Layer three: the picture across the village
The strongest plans have something subtle in common. The paediatrician, the OT, the speech pathologist, the kindy teacher and the parent are all describing the same child in compatible language. Reviewers feel it. Inconsistency reads as uncertainty, even when it is just a side-effect of providers working in silos.
Function doesn't exist in isolation. A child's outcomes are shaped by their village. Parents, educators and therapists. And the village needs to see what each other sees to work together.
The practical job is making sure the people around your child can read each other's notes, follow up on the same goals, and reference the same observations when they write for the review.
How indi helps: indi gives your child's village line of sight into the same picture. You, your partner, grandparents, therapists, educators. Reports land in one timeline. Observations tag against goals. When the clinicians write to the reviewer, the evidence is already there.
What to do this month
- Find what you already have. Last paediatrician letter, most recent therapy reports, current plan, anything from school. Get them into one place. Folder, drive, app, whatever you will actually open later.

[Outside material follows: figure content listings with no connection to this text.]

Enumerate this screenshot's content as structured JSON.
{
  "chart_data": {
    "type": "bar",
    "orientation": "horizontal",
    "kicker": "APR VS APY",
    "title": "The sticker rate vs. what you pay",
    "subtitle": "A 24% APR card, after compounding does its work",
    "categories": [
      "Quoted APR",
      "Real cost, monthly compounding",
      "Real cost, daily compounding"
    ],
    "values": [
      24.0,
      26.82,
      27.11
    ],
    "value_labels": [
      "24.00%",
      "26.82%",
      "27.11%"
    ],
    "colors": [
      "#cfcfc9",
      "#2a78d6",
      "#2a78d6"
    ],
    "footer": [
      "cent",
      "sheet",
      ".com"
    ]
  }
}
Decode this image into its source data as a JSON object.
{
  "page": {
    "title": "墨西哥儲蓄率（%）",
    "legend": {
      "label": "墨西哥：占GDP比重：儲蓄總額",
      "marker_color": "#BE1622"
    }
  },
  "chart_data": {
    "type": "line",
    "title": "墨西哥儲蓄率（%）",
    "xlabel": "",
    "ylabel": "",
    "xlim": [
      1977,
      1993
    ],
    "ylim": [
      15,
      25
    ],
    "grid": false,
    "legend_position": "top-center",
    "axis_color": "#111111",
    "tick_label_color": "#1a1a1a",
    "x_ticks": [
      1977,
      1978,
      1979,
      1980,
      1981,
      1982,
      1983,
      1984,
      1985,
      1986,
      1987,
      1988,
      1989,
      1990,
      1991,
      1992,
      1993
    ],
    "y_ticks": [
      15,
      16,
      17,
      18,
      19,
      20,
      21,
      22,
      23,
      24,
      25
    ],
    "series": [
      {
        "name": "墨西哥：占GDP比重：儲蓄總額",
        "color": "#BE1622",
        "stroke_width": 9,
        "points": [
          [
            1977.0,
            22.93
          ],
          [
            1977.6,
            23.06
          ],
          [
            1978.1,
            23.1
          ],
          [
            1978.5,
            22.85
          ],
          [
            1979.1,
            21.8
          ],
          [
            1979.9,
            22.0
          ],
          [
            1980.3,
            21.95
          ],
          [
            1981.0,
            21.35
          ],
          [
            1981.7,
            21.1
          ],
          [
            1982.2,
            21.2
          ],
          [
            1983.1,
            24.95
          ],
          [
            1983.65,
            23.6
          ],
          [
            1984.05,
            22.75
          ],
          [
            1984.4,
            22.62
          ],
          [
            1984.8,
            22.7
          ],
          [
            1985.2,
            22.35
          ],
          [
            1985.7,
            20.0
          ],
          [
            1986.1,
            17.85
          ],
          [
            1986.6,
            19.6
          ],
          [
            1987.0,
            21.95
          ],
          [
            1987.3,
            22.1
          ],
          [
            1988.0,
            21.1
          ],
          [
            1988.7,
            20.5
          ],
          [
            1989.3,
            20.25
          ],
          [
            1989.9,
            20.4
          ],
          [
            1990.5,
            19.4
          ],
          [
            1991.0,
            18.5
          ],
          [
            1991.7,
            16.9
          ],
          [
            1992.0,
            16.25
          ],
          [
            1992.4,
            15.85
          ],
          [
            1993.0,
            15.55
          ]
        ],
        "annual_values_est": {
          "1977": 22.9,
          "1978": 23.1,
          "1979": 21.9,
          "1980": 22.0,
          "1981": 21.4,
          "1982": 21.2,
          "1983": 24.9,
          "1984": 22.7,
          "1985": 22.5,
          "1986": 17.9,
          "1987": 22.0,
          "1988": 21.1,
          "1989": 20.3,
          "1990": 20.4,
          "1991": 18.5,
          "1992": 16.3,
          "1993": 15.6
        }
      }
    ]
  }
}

- Note the gaps. Is the diagnostic letter older than two years and out of date? Do you have a Functional Capacity Assessment? Are any of your therapy progress reports more than 12 months old?
- Start logging the everyday. Even three or four short observations a week. The pattern matters more than any single entry.
- Ask your clinicians to write to function. The shift in framing is well known in allied health. Most clinicians will appreciate the prompt.
You don't need a perfect system to start. You need a place to put one observation today. Continuity comes from beginning, not from planning.